Let’s take a look at a sample AP World History DBQ question and techniques to construct a solid thesis.
Crafting a Solid Thesis Statement
You have one chance to make a good first impression. Usually, an AP World History reader can tell within the first few sentences whether or not an essay is going to be strong. A few essays can recover after a poor start, but first impressions matter. Consequently, nothing is more important in the first paragraph than the clear statement of an analytical thesis.
Different kinds of writings demand different types of opening paragraphs. In English class, you may learn a style of essay writing that asks for general background information in a first paragraph. On a DBQ, however, you do not have much time. The reader is most interested in seeing a strong thesis as soon as possible.
Your thesis can be more than just one sentence. With the compound questions often asked by the DBQ, two sentences might be needed to complete the idea. To score well, the thesis needs to include specific information that responds to the question. Many students think they have written a thesis when, in actuality, they have not; their opening paragraphs are just too general and unspecific.
The thesis is that part of your essay that 1) specifically addresses the terms of the question and 2) sets up the structure for the rest of your essay. Let’s take a look at thesis statement samples based on the prompt listed above.
“For the period 1876–1908, analyze how the Ottoman government viewed ethnic and religious groups within its empire.”
Thesis Statements that Do NOT Work
The following statement is not an acceptable thesis; it is far too vague. It says very little about how the essay is structured.
There were many ways in which the Ottoman government viewed ethnic and religious groups.
The next statement paraphrases the historical background and does not address the question. It would not receive credit for being a thesis.
The Ottoman government brought reforms in the Constitution of 1876. The empire had a number of different groups of people living in it, including Christians and Muslims who did not practice the official form of Islam. By 1908 a new government was created by the Young Turks and the sultan was soon out of his job.
This next sentence gets the question backward: you are being asked for the government’s view of religious and ethnic groups, not the groups’ view of the government. Though the point-of-view issue is very important, this statement would not receive POV credit.
People of different nationalities reacted differently to the Ottoman government depending on their religion.
The following paragraph says a great deal about history, but it does not address the substance of the question. It would not receive credit because of its irrelevancy.
Throughout history, people around the world have struggled with the issue of political power and freedom. From the harbor of Boston during the first stages of the American Revolution to the plantations of Haiti during the struggle to end slavery, people have battled for power. Even in places like China with the Boxer Rebellion, people were responding against the issue of Westernization. Imperialism made the demand for change even more important, as European powers circled the globe and stretched their influences to the far reaches of the known world. In the Ottoman Empire too, people demanded change.

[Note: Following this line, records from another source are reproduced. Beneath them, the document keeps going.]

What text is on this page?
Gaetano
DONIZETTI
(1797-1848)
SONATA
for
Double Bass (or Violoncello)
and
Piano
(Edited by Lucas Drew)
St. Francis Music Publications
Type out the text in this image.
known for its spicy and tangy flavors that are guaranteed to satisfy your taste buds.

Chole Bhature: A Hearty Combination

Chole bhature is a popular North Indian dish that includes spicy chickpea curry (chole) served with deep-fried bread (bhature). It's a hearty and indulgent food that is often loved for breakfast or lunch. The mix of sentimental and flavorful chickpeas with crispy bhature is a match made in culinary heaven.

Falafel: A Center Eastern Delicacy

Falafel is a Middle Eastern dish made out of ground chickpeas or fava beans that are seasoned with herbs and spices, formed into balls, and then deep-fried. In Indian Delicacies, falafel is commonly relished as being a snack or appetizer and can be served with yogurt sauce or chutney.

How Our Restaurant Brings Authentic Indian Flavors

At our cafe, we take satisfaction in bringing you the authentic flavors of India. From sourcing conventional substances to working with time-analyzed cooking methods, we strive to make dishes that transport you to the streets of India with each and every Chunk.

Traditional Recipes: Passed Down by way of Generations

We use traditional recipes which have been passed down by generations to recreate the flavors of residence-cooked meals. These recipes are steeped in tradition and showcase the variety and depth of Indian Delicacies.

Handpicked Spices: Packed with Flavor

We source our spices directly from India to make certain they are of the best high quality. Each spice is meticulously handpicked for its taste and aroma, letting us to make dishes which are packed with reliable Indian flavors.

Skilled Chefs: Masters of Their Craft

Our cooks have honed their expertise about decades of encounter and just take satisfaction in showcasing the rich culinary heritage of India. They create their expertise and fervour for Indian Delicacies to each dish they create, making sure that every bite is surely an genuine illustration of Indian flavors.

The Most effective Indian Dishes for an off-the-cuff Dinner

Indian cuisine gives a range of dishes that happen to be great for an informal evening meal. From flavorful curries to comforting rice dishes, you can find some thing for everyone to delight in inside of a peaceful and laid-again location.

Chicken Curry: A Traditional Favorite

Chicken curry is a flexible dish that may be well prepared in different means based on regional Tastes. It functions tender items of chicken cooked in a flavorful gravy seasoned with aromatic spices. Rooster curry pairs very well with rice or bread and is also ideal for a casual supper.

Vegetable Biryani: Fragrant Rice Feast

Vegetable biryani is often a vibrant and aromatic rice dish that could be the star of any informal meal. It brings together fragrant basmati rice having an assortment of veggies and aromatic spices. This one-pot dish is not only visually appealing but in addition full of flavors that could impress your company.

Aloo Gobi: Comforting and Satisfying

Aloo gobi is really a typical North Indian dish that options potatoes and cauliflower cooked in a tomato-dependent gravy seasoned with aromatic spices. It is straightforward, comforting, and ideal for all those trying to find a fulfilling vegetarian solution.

Thesis Statements that DO Work
Now we turn to thesis statements that do work. These two sentences address both the religious and ethnic aspects of the question. They describe how these groups were viewed.
The Ottoman government took the same position on religious diversity as it did on ethnic diversity. Minorities were servants of the Ottoman Turks, and religious diversity was allowed as long as Islam remained supreme.
This statement answers the question in a different way but is equally successful.
Government officials in the Ottoman Empire sent out the message that all people in the empire were equal regardless of religion or ethnicity, yet the reality was that the Turks and their version of Islam were superior.
Going Beyond the Basic Requirements
Your goal for the DBQ is to earn the highest score possible. To earn a stellar score, several indicators of excellence may be considered. A high-scoring essay will likely:
- have a highly sophisticated thesis
- show deep analysis of the documents
- use documents persuasively in broad conceptual ways
- analyze point of view thoughtfully and consistently
- identify multiple additional documents with sophisticated explanations of their usefulness
- bring in relevant outside information beyond the historical background provided
Final Notes on How to Write the DBQ
- Take notes in the margins during the reading period relating to the background of the speaker and his/her possible point of view.
- Assume that each document provides only a snapshot of the topic—just one perspective.
- Look for connections between documents for grouping.
- In the documents booklet, mark off documents that you use so that you do not forget to mention them.
- As you are writing, refer to the authorship of the documents, not just the document numbers.
- Mention additional documents and the reasons why they would help further analyze the question.
- Mark off each part of the instructions for the essay as you accomplish them.
- Use visual and graphic information in documents that are not text-based.
- Repeat information from the historical background in your essay.
- Assume that the documents are universally valid rather than presenting a single perspective.
- Spend too much time on the DBQ rather than moving on to the other essay.
- Write the first paragraph before you have a clear idea of what your thesis will be.
- Ignore part of the question.
- Structure the essay with just one paragraph.
- Underline or highlight the thesis. (This may be done as an exercise for class, but it looks juvenile on the exam.)